Pátria livre com eleições e sem guerra


O Brasil está a caminho das Eleições 2018, ápice da democracia. Ainda que esse modelo contenha imperfeições, nada mais aperfeiçoado foi criado até hoje no mundo na busca de uma sociedade mais justa. Todavia, é preciso ter presente que sempre há movimentos sub-reptícios para conspurcar essa manifestação de milhares de pessoas, os eleitores. Esse é o perigo ao qual a Maçonaria, no âmbito da Confederação da Maçonaria Simbólica do Brasil (CMSB), chama a atenção dos seus membros, bem como a de todos os eleitores do País.

Em outubro próximo os brasileiros irão às urnas para escolher o presidente e o vice-presidente da República. A eleição de um implica a escolha de outro. Além disso, com o mesmo ou até maior grau de importância, será eleito o Congresso Nacional, formado por senadores e por deputados. Os senadores, como sabido, representam as unidades federadas, a República, dando personalidade político-jurídica à União, enquanto os deputados federais representam a população, dando personalidade político-administrativa ao governo da Nação.
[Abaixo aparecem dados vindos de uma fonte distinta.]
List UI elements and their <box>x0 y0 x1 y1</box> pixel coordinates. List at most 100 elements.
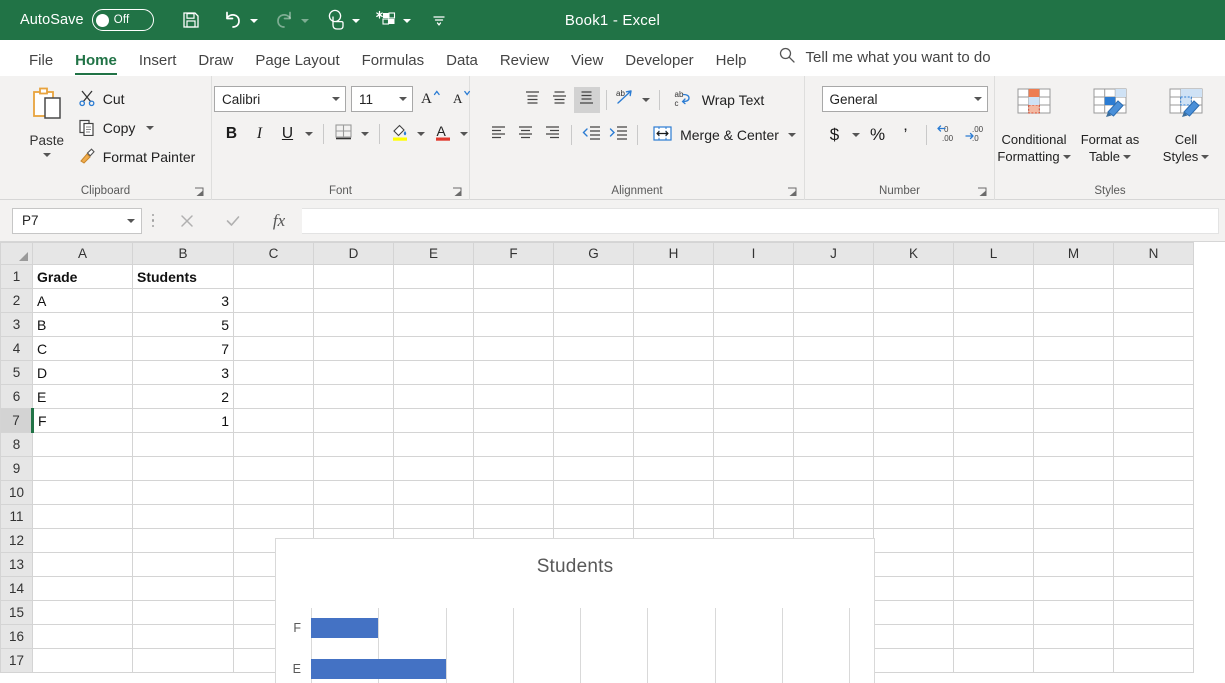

Tão importante quanto as eleições federais, os eleitores terão a oportunidade também de escolher os governadores e os vice-governadores (igualmente, a escolha de um representa a eleição de outro), bem como os deputados para compor as Assembleias Legislativas estaduais e distrital. É natural que nessa ocasião sejam exaltados interesses ideológicos e econômicos, o que dentro dos princípios de cidadania sadia deve ser entendido e acatado.

Entre a teoria e a prática, porém, há abismos, sobressaindo-se expedientes desonestos e pouco sinceros. Um deles, por exemplo, é o que usa mecanismos para desviar a atenção dos eleitores. O futebol, esporte nacional, sempre aparece como um vilão ou, então, um ou outro programa televisivo da moda, incluindo jornalísticos, podem ser usados como fonte de manipulação da consciência nacional. Igualmente a criação de factoides acaba por desviar a atenção do eleitor, que, no fim, vota em qualquer candidato, sem examinar a sua sinceridade. É disso que devemos nos ocupar para combater quaisquer desvios nesse sentido.
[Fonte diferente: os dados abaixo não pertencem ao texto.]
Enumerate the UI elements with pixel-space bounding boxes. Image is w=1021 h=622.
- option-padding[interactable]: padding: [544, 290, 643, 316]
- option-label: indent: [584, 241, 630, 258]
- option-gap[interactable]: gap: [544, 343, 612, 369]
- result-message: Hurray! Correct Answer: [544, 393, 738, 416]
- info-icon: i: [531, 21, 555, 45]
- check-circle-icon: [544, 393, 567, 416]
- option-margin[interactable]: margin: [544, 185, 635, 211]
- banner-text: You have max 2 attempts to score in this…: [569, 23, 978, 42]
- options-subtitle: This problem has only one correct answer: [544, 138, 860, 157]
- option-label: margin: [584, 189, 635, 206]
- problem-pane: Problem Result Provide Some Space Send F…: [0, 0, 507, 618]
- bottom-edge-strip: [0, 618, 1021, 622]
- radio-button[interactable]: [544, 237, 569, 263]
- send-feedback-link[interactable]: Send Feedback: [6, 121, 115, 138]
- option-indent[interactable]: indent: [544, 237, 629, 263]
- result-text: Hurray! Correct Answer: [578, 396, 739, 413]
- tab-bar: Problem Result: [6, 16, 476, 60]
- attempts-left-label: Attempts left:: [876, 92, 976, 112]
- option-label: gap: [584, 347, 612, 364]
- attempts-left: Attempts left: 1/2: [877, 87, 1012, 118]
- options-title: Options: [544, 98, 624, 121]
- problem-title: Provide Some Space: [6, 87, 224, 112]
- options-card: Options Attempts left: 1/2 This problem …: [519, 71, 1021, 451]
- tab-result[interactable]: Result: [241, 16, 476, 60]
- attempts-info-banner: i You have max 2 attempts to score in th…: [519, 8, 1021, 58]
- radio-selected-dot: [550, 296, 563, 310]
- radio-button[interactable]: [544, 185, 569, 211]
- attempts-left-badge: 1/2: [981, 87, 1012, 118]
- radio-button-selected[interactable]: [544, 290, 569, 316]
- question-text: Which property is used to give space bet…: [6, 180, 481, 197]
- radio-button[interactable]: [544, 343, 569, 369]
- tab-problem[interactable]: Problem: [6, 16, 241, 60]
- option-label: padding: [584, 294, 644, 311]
Essa prática, contudo, vem de longe na passagem dos séculos. “Panem et circenses” é o exemplo mais fluente de que basta dar pão e circo ao povo para mantê-lo entretido e cordato. Por esse princípio, segundo a corrente mais aceita em torno dessa expressão latina, as massas, com a barriga cheia e com algum divertimento, não questionam os governantes. É com esse subterfúgio que se alimentam, muitas vezes, os espertalhões para manipular a boa-fé dos eleitores menos esclarecidos.

Nessa linha é que cresce a exigência de o maçom atuar para clarear essas pessoas, diferenciando os candidatos que, de fato, têm apenas o objetivo de servir-se dos cargos públicos em vez de, sinceramente, se por ao serviço da população e da Nação. É difícil definir a diferença entre um e outro, visto que os maus políticos se apresentam como inocentes cordeiros, aproveitando-se, justamente, de factoides ou de situações episódicas da moda para manter-se distante dos verdadeiros fatos.

Para a CMSB esse ideal é quase um dever sagrado, porque a defesa da Pátria é um dos primeiros valores apresentados a um maçom quando de seu ingresso na Sublime Instituição Universal. E, justamente, afastar os espertos, elegendo no seu lugar estadistas, é uma das formas de defender e de amar a Pátria. Afinal, não há necessidade de fazer guerras para defender a Pátria. Antes, o exercício da virtude dos bons valores constitui-se na mais poderosa arma contra os caminhos do erro e da desonra.

Para chegar a esse desiderato impõem-se o comprometimento e o exercício da responsabilidade do maçom, em razão do preparo adquirido, na lapidação de um eleitor consciente e livre dos maus vícios dos espertalhões. O eleitor precisa, pois, ser livre e consciente para que, verdadeiramente, tenhamos uma Pátria, também, livre e justa para todos.